UK chocolatier Thorntons is to concentrate on selling its premium chocolate range through commercial channels and will also explore international markets after its earlier focus on own-store sales helped profits to slump.
The company blamed the economy, the decline in consumer sentiment and rising raw material costs for a 79% profit nosedive to $1.4 million (£0.9m) for the 53 weeks ended 30 June 2012.
In the firm’s full-year results announced today, the company posted near stagnant sales at $349 million (£217m), but net debt had increased $7.4m (£4.6m) to $46.8 (£29.1m).
Thorntons chief executive Jonathan Hart said: “We want to meet our customers' current and future needs, trading from a reduced but sustainable and profitable Own Stores estate whilst growing sales across our other channels, specifically our Commercial channel, which will become our largest channel over the next two years.”
While own-store sales slumped, sales to third-party retailers (the company’s commercial channel) grew 7.9% during the year.
Thorntons chairman John von Spreckelsen said: “Despite the challenging economic environment our business with third party retailers, particularly the major grocers, continued to grow both in terms of sales and market share where our leadership of the inlaid boxed chocolate market was maintained.”
“As we rebalance we anticipate that this growth will continue, offsetting the reduction in sales due to the decline in our Own Store numbers.”
New chairman and appointment
Von Spreckelsen will stand aside as company chairman on 1 February 2013 and will be replaced by Paul Wilkinson, current senior independent director.
Keith Edelman, group development director at Bupa and non-executive director at Thorntons, will take on Wilkinson’s former role.
Thorntons focus on commercial channels could open up opportunities in international markets as exports sales grew 8.3% in 2012 on the previous year to $6.3 million (£3.9m).

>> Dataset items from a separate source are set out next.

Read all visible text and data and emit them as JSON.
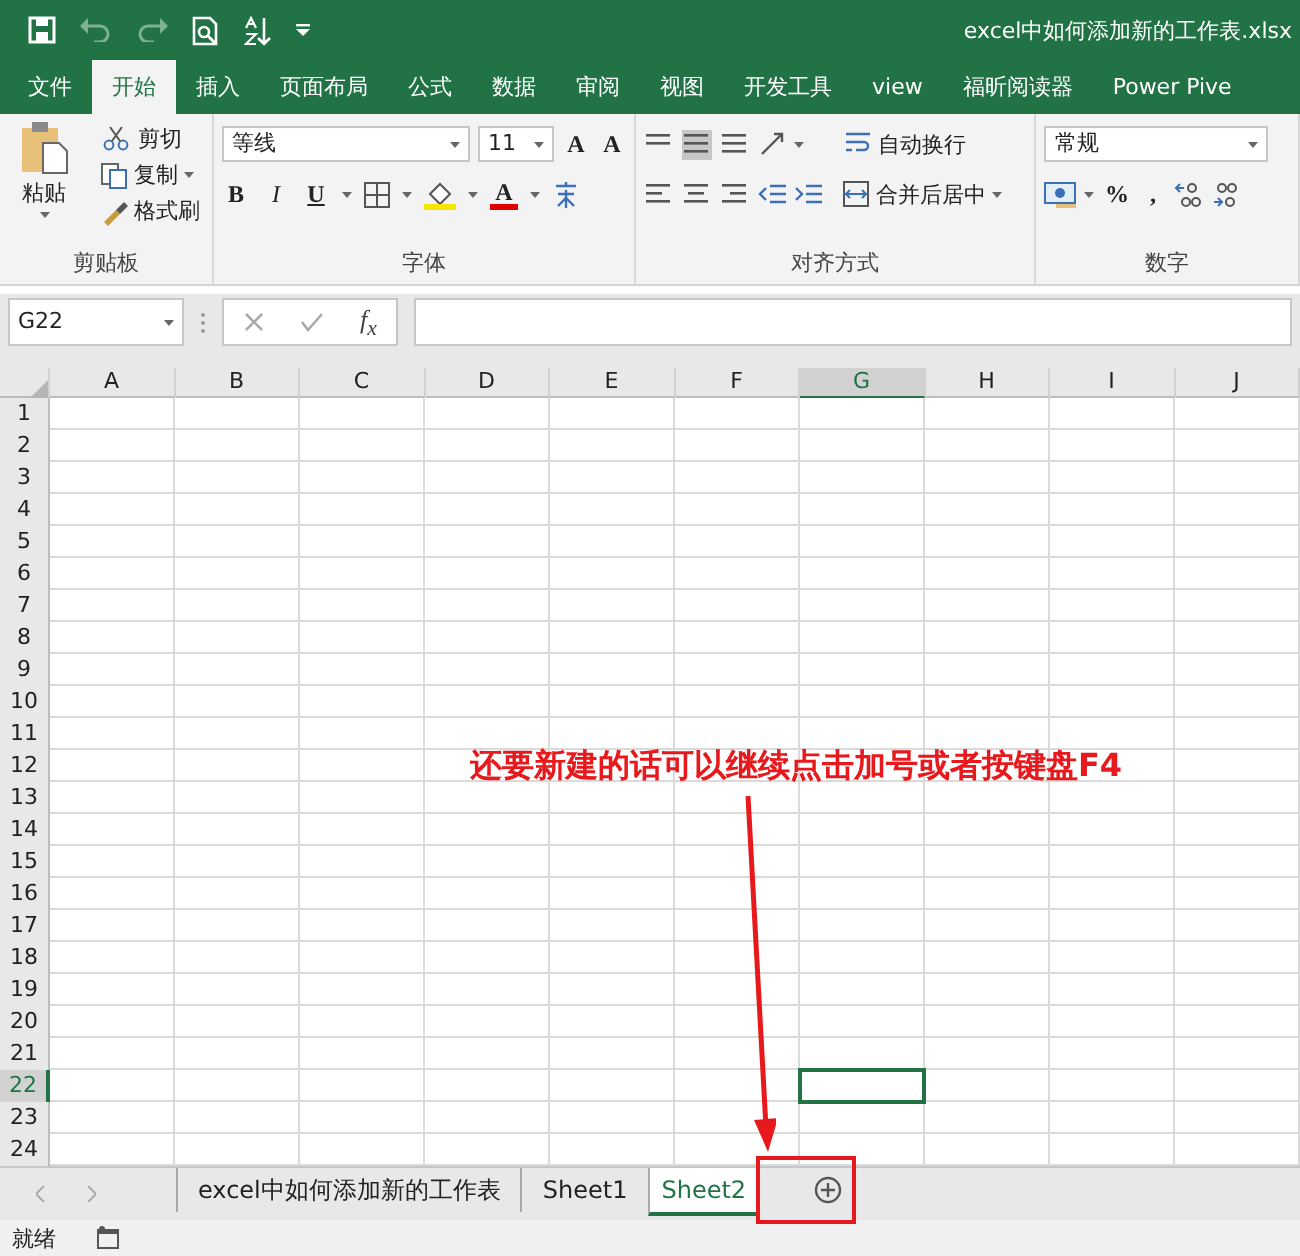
{
  "title_bar": {
    "title": "excel中如何添加新的工作表.xlsx"
  },
  "ribbon_tabs": [
    {
      "label": "文件",
      "selected": false
    },
    {
      "label": "开始",
      "selected": true
    },
    {
      "label": "插入",
      "selected": false
    },
    {
      "label": "页面布局",
      "selected": false
    },
    {
      "label": "公式",
      "selected": false
    },
    {
      "label": "数据",
      "selected": false
    },
    {
      "label": "审阅",
      "selected": false
    },
    {
      "label": "视图",
      "selected": false
    },
    {
      "label": "开发工具",
      "selected": false
    },
    {
      "label": "view",
      "selected": false
    },
    {
      "label": "福昕阅读器",
      "selected": false
    },
    {
      "label": "Power Pive",
      "selected": false
    }
  ],
  "clipboard": {
    "paste": "粘贴",
    "cut": "剪切",
    "copy": "复制",
    "format_painter": "格式刷",
    "label": "剪贴板"
  },
  "font": {
    "font_name": "等线",
    "font_size": "11",
    "grow": "A",
    "shrink": "A",
    "bold": "B",
    "italic": "I",
    "underline": "U",
    "font_color": "A",
    "label": "字体"
  },
  "alignment": {
    "wrap_text": "自动换行",
    "merge_center": "合并后居中",
    "label": "对齐方式"
  },
  "number": {
    "format": "常规",
    "percent": "%",
    "comma": ",",
    "label": "数字"
  },
  "formula_bar": {
    "name_box": "G22",
    "fx": "f$_{x}$"
  },
  "columns": [
    {
      "label": "A",
      "selected": false
    },
    {
      "label": "B",
      "selected": false
    },
    {
      "label": "C",
      "selected": false
    },
    {
      "label": "D",
      "selected": false
    },
    {
      "label": "E",
      "selected": false
    },
    {
      "label": "F",
      "selected": false
    },
    {
      "label": "G",
      "selected": true
    },
    {
      "label": "H",
      "selected": false
    },
    {
      "label": "I",
      "selected": false
    },
    {
      "label": "J",
      "selected": false
    }
  ],
  "rows": [
    {
      "label": "1",
      "selected": false
    },
    {
      "label": "2",
      "selected": false
    },
    {
      "label": "3",
      "selected": false
    },
    {
      "label": "4",
      "selected": false
    },
    {
      "label": "5",
      "selected": false
    },
    {
      "label": "6",
      "selected": false
    },
    {
      "label": "7",
      "selected": false
    },
    {
      "label": "8",
      "selected": false
    },
    {
      "label": "9",
      "selected": false
    },
    {
      "label": "10",
      "selected": false
    },
    {
      "label": "11",
      "selected": false
    },
    {
      "label": "12",
      "selected": false
    },
    {
      "label": "13",
      "selected": false
    },
    {
      "label": "14",
      "selected": false
    },
    {
      "label": "15",
      "selected": false
    },
    {
      "label": "16",
      "selected": false
    },
    {
      "label": "17",
      "selected": false
    },
    {
      "label": "18",
      "selected": false
    },
    {
      "label": "19",
      "selected": false
    },
    {
      "label": "20",
      "selected": false
    },
    {
      "label": "21",
      "selected": false
    },
    {
      "label": "22",
      "selected": true
    },
    {
      "label": "23",
      "selected": false
    },
    {
      "label": "24",
      "selected": false
    }
  ],
  "sheet_tabs": [
    {
      "label": "excel中如何添加新的工作表",
      "selected": false
    },
    {
      "label": "Sheet1",
      "selected": false
    },
    {
      "label": "Sheet2",
      "selected": true
    }
  ],
  "status_bar": {
    "status": "就绪"
  },
  "annotation": {
    "text": "还要新建的话可以继续点击加号或者按键盘F4"
  }
}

“Our tax- and duty-free sales continued to grow strongly and we saw good growth in a number of territories including South Africa and Australia. Sales to the Republic of Ireland weakened reflecting the poor local economic conditions,” said Hart.
Online and own-stores
The company’s online business ThorntonsDirect is also showing signs of progression with a 4.2% sales boost during the year to $16 million (£10m). An updated website is due to launch this month.
As part of a three-year strategy to focus on commercial channels, Thorntons is paring down its own-stores.
The company previously said that will close 120 of its 344 stores at a cost of around $7.2m (£4.5m). Thirty-six stores were closed during the financial year.
Giving his outlook for the year ahead, Hart said: “We do not foresee the economic landscape improving in the near future.”
“We have made our plans accordingly and believe that the actions we have taken and continue to take will deliver improvements to profitability.
“We therefore approach the coming year with cautious optimism."
Thorntons also announced that it had begun to outsource warehousing and distribution to a new partner, DHL, during the financial year, which had improved service levels.